Содрав со своей переносицы очки, я что есть силы запульнул ими в этого содрогающегося в конвульсиях идиота.
– Беги, – рыкнул я, выдыхая кубометры пара, – просто беги.
– Так, тихо, успокоились все, – зыркнув на нас всех грозным взглядом, прошипел Бен. – Вашей детской потасовки на первой пресс-конференции мне только не хватало. Вы двое – марш в зал, а ты… Надеюсь, хватит ума не налажать по полной.
Но лучше бы мы и правда подрались… Сборище голодных до моего провала журналюг кричало наперебой, беспорядочные вспышки фотокамер доводили чуть ли не до эпилептического припадка, а вопросы были один коварней другого.

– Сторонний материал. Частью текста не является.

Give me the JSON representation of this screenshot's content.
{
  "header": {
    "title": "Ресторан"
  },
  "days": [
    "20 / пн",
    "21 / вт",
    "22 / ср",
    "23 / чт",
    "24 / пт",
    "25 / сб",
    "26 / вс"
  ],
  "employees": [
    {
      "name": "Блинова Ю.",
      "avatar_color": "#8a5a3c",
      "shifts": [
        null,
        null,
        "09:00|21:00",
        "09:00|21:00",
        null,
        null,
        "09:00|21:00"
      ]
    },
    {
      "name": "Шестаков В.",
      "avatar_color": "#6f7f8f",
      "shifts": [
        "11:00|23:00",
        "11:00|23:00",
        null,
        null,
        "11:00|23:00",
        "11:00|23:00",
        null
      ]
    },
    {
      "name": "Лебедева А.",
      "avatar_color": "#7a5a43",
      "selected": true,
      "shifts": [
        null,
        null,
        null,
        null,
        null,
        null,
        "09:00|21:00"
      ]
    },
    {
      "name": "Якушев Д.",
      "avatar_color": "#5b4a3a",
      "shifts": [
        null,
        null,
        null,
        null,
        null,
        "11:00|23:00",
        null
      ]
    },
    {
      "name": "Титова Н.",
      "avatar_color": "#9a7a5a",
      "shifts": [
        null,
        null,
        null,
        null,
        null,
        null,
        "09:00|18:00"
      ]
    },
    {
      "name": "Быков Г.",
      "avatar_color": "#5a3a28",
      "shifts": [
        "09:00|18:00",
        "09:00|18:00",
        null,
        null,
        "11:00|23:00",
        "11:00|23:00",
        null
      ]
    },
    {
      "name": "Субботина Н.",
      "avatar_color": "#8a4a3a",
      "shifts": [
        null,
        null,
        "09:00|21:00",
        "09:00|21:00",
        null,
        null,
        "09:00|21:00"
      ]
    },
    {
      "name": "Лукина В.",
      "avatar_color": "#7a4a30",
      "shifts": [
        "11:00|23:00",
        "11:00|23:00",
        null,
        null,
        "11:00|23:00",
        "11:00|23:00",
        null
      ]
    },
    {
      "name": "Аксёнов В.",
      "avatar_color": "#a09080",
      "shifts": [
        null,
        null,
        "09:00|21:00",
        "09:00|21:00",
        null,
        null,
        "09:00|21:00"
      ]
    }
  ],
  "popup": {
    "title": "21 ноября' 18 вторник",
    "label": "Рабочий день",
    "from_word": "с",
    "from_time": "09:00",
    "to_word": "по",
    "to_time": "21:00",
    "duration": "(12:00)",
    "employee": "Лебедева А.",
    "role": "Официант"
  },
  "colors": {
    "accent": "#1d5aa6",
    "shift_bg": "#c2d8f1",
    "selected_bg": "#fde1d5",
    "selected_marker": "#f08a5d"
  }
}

– Мистер Старк, что вы намерены делать с растущим потоков беженцев?
– Дерек, как вы планируете выводить нас из локдауна?
– Господин кандидат, отразится ли ваша карьера в политике на вашем участии в ликвидации катастроф?
– Будете ли вы пользоваться своими супер-способностями для дискредитации противников?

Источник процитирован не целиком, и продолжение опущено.